1. Using a restrictive transfusion strategy in critically ill patients did not significantly increase 30-day mortality when compared with a liberal transfusion strategy.
2. Subgroup analyses demonstrated that a restrictive transfusion strategy was associated with significantly lower mortality in patients with APACHE II score ≤20 and age <55 years.
Original Date of Publication: February 11, 1999
Study Rundown: The Transfusion Requirements in Critical Care (TRICC) trial sought to explore whether restrictive and liberal red-cell transfusion strategies in critically ill patients resulted in different outcomes. Prior to this study, there were conflicting views regarding the risks of anemia in critical care patients, and whether liberal transfusion was justified. Several observational studies had suggested that anemia was a risk factor for mortality in critically ill patients, particularly those with cardiovascular disease. It was suggested that anemia may cause excessive stress in severely ill patients, resulting in poorer outcomes. On the other hand, other studies suggested that the risks of blood transfusion were elevated in the critically ill.
This randomized, controlled trial was performed to examine the risks and benefits associated with different transfusion strategies in the critically ill. One strategy was deemed restrictive and sought to maintain lower haemoglobin levels (target between 7.0-9.0 g/dL), while the other was deemed liberal and maintained higher haemoglobin levels (target between 10.0-12.0 g/dL). In summary, there was no difference in 30-day mortality when comparing the two groups (ARR 4.7%; 95%CI -0.84-10.2; p=0.11). Moreover, the study demonstrated that survival was significantly better when using the restrictive transfusion strategy in subgroups of patients with APACHE II score ≤20 and age <55 years (p=0.02). This trial supported the use of a restrictive transfusion strategy in critically ill patients, with a transfusion threshold of 7.0 g/dL.

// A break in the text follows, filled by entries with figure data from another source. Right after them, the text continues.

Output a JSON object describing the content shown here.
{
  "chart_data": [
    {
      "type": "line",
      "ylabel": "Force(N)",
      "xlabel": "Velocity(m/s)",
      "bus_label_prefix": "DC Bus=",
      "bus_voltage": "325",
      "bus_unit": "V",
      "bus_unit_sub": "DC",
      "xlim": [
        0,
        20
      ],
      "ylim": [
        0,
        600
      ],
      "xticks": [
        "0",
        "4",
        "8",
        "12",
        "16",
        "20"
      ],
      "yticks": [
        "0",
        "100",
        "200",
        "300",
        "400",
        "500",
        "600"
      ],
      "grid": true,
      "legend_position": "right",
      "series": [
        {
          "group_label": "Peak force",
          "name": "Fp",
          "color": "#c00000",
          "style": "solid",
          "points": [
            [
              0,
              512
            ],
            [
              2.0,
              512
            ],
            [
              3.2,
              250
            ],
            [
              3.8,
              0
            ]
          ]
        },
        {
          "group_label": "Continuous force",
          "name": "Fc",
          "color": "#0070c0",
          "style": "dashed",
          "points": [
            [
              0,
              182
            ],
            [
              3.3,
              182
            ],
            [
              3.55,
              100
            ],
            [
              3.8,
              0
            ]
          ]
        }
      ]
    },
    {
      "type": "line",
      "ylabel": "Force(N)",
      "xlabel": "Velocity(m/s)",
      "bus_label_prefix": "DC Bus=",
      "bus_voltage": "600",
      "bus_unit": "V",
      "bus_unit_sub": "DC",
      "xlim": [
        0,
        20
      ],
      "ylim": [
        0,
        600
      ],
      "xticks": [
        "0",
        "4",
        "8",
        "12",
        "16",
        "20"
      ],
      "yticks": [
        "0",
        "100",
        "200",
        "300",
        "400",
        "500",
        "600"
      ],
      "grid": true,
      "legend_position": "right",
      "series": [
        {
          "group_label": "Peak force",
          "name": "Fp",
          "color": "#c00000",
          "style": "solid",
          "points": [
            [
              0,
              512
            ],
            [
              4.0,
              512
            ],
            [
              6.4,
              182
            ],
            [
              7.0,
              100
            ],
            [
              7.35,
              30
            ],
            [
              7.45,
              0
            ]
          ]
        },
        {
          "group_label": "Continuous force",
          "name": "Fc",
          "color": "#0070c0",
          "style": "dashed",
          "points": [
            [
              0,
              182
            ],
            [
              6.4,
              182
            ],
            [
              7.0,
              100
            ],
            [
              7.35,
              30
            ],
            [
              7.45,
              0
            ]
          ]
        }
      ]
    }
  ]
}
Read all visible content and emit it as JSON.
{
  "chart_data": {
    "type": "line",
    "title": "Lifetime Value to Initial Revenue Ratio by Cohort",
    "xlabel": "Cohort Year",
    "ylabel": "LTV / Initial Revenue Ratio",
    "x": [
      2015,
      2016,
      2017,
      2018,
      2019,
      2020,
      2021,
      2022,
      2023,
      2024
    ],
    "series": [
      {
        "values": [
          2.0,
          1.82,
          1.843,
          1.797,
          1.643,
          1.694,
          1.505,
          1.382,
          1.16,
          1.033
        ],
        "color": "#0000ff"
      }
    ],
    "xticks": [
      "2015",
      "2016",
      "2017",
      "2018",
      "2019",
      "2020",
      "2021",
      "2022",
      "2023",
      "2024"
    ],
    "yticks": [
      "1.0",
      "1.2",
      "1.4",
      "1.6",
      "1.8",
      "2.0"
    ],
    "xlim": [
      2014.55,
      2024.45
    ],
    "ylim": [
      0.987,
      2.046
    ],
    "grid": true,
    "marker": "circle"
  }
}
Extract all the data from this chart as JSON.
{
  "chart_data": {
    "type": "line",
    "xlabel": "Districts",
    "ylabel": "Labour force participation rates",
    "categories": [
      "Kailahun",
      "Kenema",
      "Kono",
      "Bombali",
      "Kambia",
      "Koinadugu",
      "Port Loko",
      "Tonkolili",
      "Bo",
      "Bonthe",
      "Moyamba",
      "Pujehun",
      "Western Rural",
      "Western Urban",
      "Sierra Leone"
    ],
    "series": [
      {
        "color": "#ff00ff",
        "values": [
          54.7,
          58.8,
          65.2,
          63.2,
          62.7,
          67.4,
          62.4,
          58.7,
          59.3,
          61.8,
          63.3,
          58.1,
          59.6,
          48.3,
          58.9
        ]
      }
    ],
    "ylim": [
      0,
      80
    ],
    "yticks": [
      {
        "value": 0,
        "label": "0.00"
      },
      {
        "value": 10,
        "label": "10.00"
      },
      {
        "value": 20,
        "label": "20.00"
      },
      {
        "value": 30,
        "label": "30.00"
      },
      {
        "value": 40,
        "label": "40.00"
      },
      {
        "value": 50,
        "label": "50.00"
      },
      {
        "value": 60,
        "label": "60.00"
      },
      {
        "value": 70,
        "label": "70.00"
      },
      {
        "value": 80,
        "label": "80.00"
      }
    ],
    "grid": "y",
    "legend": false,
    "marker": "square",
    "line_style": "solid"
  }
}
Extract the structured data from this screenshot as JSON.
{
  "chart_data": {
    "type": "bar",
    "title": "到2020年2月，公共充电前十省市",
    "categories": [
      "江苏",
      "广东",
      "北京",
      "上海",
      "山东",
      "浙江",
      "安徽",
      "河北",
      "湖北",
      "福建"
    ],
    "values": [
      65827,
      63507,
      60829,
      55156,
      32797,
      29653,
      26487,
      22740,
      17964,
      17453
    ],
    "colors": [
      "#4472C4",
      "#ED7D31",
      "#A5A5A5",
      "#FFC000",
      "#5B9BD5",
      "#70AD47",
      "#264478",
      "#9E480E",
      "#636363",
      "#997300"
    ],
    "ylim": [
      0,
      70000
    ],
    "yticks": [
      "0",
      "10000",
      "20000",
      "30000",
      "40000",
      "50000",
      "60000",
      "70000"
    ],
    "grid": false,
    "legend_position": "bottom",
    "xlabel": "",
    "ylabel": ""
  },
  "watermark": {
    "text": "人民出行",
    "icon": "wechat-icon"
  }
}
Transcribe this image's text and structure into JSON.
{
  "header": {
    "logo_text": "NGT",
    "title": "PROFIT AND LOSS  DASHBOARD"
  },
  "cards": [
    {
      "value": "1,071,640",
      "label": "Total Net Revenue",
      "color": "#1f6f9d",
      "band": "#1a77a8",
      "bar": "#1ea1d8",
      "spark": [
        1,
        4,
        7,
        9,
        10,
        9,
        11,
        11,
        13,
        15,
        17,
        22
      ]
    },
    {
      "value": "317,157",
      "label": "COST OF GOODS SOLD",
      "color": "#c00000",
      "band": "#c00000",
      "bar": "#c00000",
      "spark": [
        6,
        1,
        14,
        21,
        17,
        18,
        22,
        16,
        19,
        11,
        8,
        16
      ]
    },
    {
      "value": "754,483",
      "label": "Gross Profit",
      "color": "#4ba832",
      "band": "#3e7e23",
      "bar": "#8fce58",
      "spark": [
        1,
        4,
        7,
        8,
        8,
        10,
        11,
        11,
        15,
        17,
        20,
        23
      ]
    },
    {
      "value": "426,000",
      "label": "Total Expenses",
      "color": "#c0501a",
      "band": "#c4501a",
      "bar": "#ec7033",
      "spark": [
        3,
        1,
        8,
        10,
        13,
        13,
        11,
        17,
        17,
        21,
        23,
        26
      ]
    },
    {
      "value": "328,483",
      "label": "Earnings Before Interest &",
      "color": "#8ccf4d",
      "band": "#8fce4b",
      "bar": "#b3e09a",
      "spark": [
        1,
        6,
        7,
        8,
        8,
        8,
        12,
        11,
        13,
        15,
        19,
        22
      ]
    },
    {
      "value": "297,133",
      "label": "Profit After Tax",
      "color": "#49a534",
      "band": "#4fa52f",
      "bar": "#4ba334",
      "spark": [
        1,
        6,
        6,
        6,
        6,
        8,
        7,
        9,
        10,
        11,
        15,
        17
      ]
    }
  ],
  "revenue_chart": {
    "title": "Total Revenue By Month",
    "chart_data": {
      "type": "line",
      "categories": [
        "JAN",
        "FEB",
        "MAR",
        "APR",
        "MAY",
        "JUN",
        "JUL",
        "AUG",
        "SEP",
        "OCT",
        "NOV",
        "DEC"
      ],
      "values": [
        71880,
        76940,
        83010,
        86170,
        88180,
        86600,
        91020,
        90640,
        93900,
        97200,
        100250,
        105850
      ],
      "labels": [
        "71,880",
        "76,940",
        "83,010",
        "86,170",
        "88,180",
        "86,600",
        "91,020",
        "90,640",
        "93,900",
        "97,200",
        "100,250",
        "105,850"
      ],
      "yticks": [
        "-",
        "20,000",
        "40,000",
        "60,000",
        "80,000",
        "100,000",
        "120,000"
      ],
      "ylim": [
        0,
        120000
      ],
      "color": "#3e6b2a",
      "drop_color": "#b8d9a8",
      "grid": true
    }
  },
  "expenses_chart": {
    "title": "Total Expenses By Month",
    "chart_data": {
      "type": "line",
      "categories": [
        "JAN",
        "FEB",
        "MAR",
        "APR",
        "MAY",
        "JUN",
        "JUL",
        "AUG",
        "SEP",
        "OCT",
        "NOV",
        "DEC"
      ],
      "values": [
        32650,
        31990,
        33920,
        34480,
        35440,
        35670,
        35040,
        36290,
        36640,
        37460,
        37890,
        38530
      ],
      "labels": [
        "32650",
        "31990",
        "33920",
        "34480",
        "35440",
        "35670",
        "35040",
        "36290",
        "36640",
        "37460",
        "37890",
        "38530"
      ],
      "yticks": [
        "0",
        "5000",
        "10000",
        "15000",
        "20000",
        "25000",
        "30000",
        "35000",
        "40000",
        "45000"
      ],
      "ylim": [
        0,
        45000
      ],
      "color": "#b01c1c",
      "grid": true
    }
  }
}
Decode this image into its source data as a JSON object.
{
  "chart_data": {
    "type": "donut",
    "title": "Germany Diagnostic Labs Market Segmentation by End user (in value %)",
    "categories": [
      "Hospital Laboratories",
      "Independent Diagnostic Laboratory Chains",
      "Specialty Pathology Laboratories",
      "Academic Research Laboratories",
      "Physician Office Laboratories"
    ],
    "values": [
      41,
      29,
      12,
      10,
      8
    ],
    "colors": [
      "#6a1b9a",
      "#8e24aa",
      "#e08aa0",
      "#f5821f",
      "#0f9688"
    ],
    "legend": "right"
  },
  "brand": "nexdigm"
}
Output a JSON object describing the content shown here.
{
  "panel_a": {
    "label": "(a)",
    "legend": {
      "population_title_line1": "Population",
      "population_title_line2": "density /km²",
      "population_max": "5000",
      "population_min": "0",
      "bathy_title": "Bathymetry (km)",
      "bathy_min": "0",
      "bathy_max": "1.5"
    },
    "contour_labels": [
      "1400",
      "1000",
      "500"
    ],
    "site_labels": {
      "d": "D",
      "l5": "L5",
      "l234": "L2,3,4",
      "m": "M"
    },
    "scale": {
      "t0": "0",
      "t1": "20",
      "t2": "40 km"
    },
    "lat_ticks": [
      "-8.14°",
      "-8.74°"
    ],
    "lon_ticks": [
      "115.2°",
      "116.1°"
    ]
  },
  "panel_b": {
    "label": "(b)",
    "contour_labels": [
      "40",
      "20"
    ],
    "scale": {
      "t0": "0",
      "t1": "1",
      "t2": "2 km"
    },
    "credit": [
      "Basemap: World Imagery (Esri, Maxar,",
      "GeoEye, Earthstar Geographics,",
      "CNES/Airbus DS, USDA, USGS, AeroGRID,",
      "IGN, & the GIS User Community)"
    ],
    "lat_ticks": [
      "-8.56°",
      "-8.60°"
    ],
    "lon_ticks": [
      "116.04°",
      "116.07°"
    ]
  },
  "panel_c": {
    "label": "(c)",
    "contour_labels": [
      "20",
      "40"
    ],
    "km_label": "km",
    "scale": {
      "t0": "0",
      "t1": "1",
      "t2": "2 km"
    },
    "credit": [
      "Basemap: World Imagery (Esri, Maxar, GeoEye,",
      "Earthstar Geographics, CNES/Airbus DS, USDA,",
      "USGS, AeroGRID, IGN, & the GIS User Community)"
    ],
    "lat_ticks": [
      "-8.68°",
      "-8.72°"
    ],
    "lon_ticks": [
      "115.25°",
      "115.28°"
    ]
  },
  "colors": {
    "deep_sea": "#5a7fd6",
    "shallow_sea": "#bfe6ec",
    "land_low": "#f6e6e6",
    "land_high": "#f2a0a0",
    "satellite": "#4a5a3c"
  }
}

In-Depth [randomized, controlled study]: Published in 1999, this study involved 838 critically ill patients recruited from 22 tertiary-level and 3 community intensive care units across Canada. Patients were included if they were expected to stay in intensive care for >24 hours, had a haemoglobin concentration ≤9.0 g/dL within 72 hours of admission, and were considered to be euvolemic by treating physicians. Exclusion criteria included being <16 years old, inability to receive blood products, active blood loss at the time of enrolment, chronic anemia, pregnancy, brain death, or imminent death. Eligible patients were then randomized to either restrictive (target haemoglobin from 7.0-9.0 g/dL) or liberal transfusion strategies (target haemoglobin 10.0-12.0 g/dL). The primary outcome measure was 30-day mortality. Secondary outcomes included 60-day mortality and mortality in intensive care/during hospitalization.
There was no significant difference between the two groups with regards to 30-day mortality (ARR 4.7%; 95%CI -0.84-10.2; p=0.11). The in-hospital mortality rate, however, was significantly lower for patients in the restrictive arm (ARR 5.8%; 95%CI -0.3-11.7; p=0.05). In the subgroups of patients with APACHE II score ≤20 and age <55 years, survival was significantly higher for patients in the restrictive-transfusion group (p=0.02).